Balance short vs. long-term: Don’t pick OECs that reward short-term spikes but hurt lifetime value.
Build program maturity: Standardize intake, prioritization, QA, decision rules, and a results library to scale learning.
Related Terms
A/B Testing / Controlled Experiments
FAQs
Q1. What is an OEC and why is it important?
It’s the primary metric you agree to optimize (e.g., revenue/user, retention). Clear OECs align teams and prevent “metric shopping.”
Q2. Fixed-horizon vs. sequential tests; what’s the difference?
Fixed-horizon requires running to the planned sample and not peeking; sequential lets you monitor continuously while controlling error rates (as used in Optimizely’s Stats Engine).
Q3. What is SRM?
Sample Ratio Mismatch = the observed traffic split (e.g., 50/50 expected) is statistically off often due to bugs or targeting issues. It signals the test isn’t trustworthy until fixed.
Q4. How do we get significance with limited traffic?

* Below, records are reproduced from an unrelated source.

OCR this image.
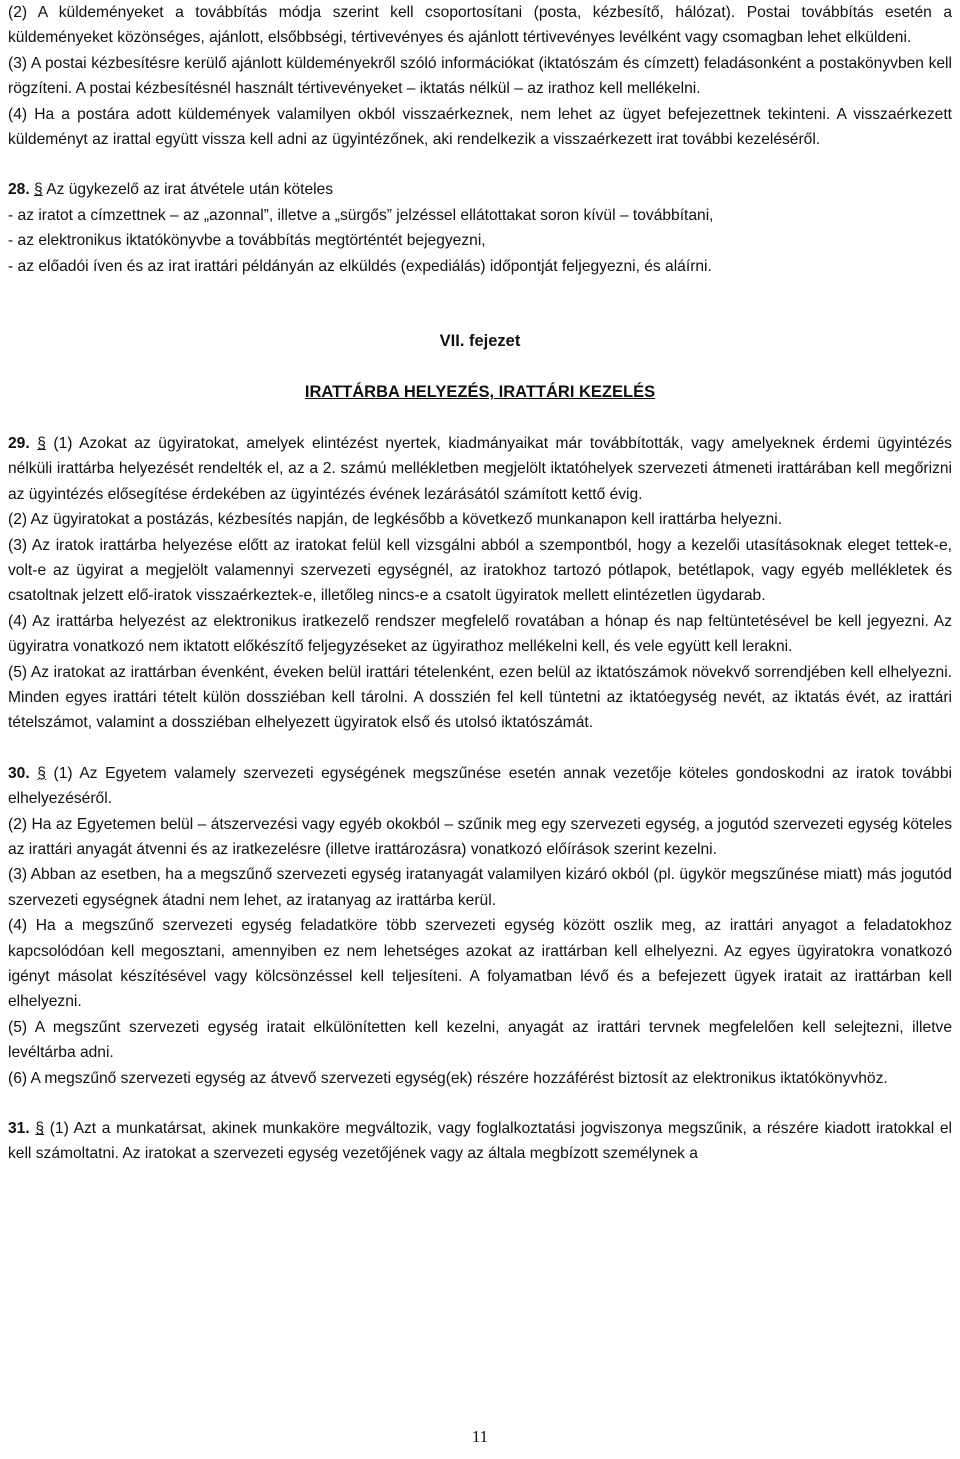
(2) A küldeményeket a továbbítás módja szerint kell csoportosítani (posta, kézbesítő, hálózat). Postai továbbítás esetén a küldeményeket közönséges, ajánlott, elsőbbségi, tértivevényes és ajánlott tértivevényes levélként vagy csomagban lehet elküldeni.

(3) A postai kézbesítésre kerülő ajánlott küldeményekről szóló információkat (iktatószám és címzett) feladásonként a postakönyvben kell rögzíteni. A postai kézbesítésnél használt tértivevényeket – iktatás nélkül – az irathoz kell mellékelni.

(4) Ha a postára adott küldemények valamilyen okból visszaérkeznek, nem lehet az ügyet befejezettnek tekinteni. A visszaérkezett küldeményt az irattal együtt vissza kell adni az ügyintézőnek, aki rendelkezik a visszaérkezett irat további kezeléséről.

28. § Az ügykezelő az irat átvétele után köteles

- az iratot a címzettnek – az „azonnal”, illetve a „sürgős” jelzéssel ellátottakat soron kívül – továbbítani,

- az elektronikus iktatókönyvbe a továbbítás megtörténtét bejegyezni,

- az előadói íven és az irat irattári példányán az elküldés (expediálás) időpontját feljegyezni, és aláírni.

VII. fejezet

IRATTÁRBA HELYEZÉS, IRATTÁRI KEZELÉS

29. § (1) Azokat az ügyiratokat, amelyek elintézést nyertek, kiadmányaikat már továbbították, vagy amelyeknek érdemi ügyintézés nélküli irattárba helyezését rendelték el, az a 2. számú mellékletben megjelölt iktatóhelyek szervezeti átmeneti irattárában kell megőrizni az ügyintézés elősegítése érdekében az ügyintézés évének lezárásától számított kettő évig.

(2) Az ügyiratokat a postázás, kézbesítés napján, de legkésőbb a következő munkanapon kell irattárba helyezni.

(3) Az iratok irattárba helyezése előtt az iratokat felül kell vizsgálni abból a szempontból, hogy a kezelői utasításoknak eleget tettek-e, volt-e az ügyirat a megjelölt valamennyi szervezeti egységnél, az iratokhoz tartozó pótlapok, betétlapok, vagy egyéb mellékletek és csatoltnak jelzett elő-iratok visszaérkeztek-e, illetőleg nincs-e a csatolt ügyiratok mellett elintézetlen ügydarab.

(4) Az irattárba helyezést az elektronikus iratkezelő rendszer megfelelő rovatában a hónap és nap feltüntetésével be kell jegyezni. Az ügyiratra vonatkozó nem iktatott előkészítő feljegyzéseket az ügyirathoz mellékelni kell, és vele együtt kell lerakni.

(5) Az iratokat az irattárban évenként, éveken belül irattári tételenként, ezen belül az iktatószámok növekvő sorrendjében kell elhelyezni. Minden egyes irattári tételt külön dossziéban kell tárolni. A dosszién fel kell tüntetni az iktatóegység nevét, az iktatás évét, az irattári tételszámot, valamint a dossziéban elhelyezett ügyiratok első és utolsó iktatószámát.

30. § (1) Az Egyetem valamely szervezeti egységének megszűnése esetén annak vezetője köteles gondoskodni az iratok további elhelyezéséről.

(2) Ha az Egyetemen belül – átszervezési vagy egyéb okokból – szűnik meg egy szervezeti egység, a jogutód szervezeti egység köteles az irattári anyagát átvenni és az iratkezelésre (illetve irattározásra) vonatkozó előírások szerint kezelni.

(3) Abban az esetben, ha a megszűnő szervezeti egység iratanyagát valamilyen kizáró okból (pl. ügykör megszűnése miatt) más jogutód szervezeti egységnek átadni nem lehet, az iratanyag az irattárba kerül.

(4) Ha a megszűnő szervezeti egység feladatköre több szervezeti egység között oszlik meg, az irattári anyagot a feladatokhoz kapcsolódóan kell megosztani, amennyiben ez nem lehetséges azokat az irattárban kell elhelyezni. Az egyes ügyiratokra vonatkozó igényt másolat készítésével vagy kölcsönzéssel kell teljesíteni. A folyamatban lévő és a befejezett ügyek iratait az irattárban kell elhelyezni.

(5) A megszűnt szervezeti egység iratait elkülönítetten kell kezelni, anyagát az irattári tervnek megfelelően kell selejtezni, illetve levéltárba adni.

(6) A megszűnő szervezeti egység az átvevő szervezeti egység(ek) részére hozzáférést biztosít az elektronikus iktatókönyvhöz.

31. § (1) Azt a munkatársat, akinek munkaköre megváltozik, vagy foglalkoztatási jogviszonya megszűnik, a részére kiadott iratokkal el kell számoltatni. Az iratokat a szervezeti egység vezetőjének vagy az általa megbízott személynek a

11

Reduce noise with CUPED or run longer, or test bigger changes (higher MDE). CUPED uses pre-experiment data to shrink variance.
Q5. What belongs in our experiment “template”?
Hypothesis, OEC & guardrails, audience/eligibility, assignment & split, sample size/power & MDE, run rules (duration/peeking policy), analysis plan (one- or two-tailed, corrections), decision rules, and documentation links.